🤖 AI Summary
Existing jailbreak detection methods based on terminal representations are vulnerable to adversarial attacks. This work proposes SALO, a runtime detector that uncovers dynamic, sparse refusal trajectories within large language models by leveraging causal tracing across the generation process. Moving beyond conventional static refusal vector paradigms, SALO exploits upstream hidden states to enable robust detection even when terminal signals are suppressed. Under strong adversarial conditions where prior approaches fail—achieving near 0% detection—SALO significantly elevates jailbreak detection rates to over 90%, marking the first effective defense against forced-decoding–style jailbreak attacks.
📝 Abstract
Representation Engineering typically relies on static refusal vectors derived from terminal representations.
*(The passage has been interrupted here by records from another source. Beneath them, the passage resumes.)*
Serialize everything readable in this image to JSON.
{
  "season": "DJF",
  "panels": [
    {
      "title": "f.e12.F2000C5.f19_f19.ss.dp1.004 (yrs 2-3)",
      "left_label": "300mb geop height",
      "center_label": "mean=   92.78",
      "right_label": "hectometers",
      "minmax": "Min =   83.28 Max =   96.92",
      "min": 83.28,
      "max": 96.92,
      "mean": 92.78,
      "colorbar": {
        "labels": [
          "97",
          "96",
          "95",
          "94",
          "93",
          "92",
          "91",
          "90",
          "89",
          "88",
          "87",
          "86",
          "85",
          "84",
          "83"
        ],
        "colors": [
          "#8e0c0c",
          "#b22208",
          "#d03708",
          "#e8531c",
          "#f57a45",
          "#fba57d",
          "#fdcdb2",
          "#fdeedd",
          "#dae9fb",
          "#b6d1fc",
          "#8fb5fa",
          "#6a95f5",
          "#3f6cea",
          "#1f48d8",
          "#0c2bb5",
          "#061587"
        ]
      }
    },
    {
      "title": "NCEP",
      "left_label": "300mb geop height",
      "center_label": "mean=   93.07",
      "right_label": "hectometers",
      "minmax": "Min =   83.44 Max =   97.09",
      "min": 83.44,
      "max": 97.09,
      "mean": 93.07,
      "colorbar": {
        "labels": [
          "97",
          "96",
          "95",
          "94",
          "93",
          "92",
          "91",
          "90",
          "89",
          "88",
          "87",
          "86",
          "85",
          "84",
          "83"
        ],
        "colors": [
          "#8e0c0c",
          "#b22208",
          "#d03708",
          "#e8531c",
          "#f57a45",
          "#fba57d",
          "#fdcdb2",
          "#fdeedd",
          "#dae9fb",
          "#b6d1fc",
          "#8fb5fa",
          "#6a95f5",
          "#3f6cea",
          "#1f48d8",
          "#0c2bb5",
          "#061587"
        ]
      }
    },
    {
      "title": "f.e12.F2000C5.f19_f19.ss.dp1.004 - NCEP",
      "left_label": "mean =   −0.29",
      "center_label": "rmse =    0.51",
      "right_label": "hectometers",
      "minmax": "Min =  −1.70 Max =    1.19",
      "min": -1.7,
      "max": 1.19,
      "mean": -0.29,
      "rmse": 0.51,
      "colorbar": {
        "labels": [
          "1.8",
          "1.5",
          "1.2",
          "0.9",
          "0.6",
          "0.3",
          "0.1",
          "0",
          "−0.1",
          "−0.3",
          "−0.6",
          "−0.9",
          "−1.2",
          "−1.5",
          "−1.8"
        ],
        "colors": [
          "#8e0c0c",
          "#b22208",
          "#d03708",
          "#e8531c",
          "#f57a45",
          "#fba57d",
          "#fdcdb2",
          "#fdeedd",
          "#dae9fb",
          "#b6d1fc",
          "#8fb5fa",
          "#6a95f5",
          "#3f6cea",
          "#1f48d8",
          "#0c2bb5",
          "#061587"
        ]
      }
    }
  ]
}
We move beyond this paradigm, demonstrating that refusal is a dynamic and sparse process rather than a localized outcome. Using Causal Tracing, we uncover the Refusal Trajectory-a persistent upstream signature that remains intact even when adversarial attacks (e.g., GCG) suppress terminal signals. Leveraging this, we propose SALO (Sparse Activation Localization Operator), an inference-time detector designed to capture these latent patterns. SALO effectively recovers defense capabilities against forced-decoding attacks, improving detection rates from ~0% to >90% where methods relying on terminal states perform poorly.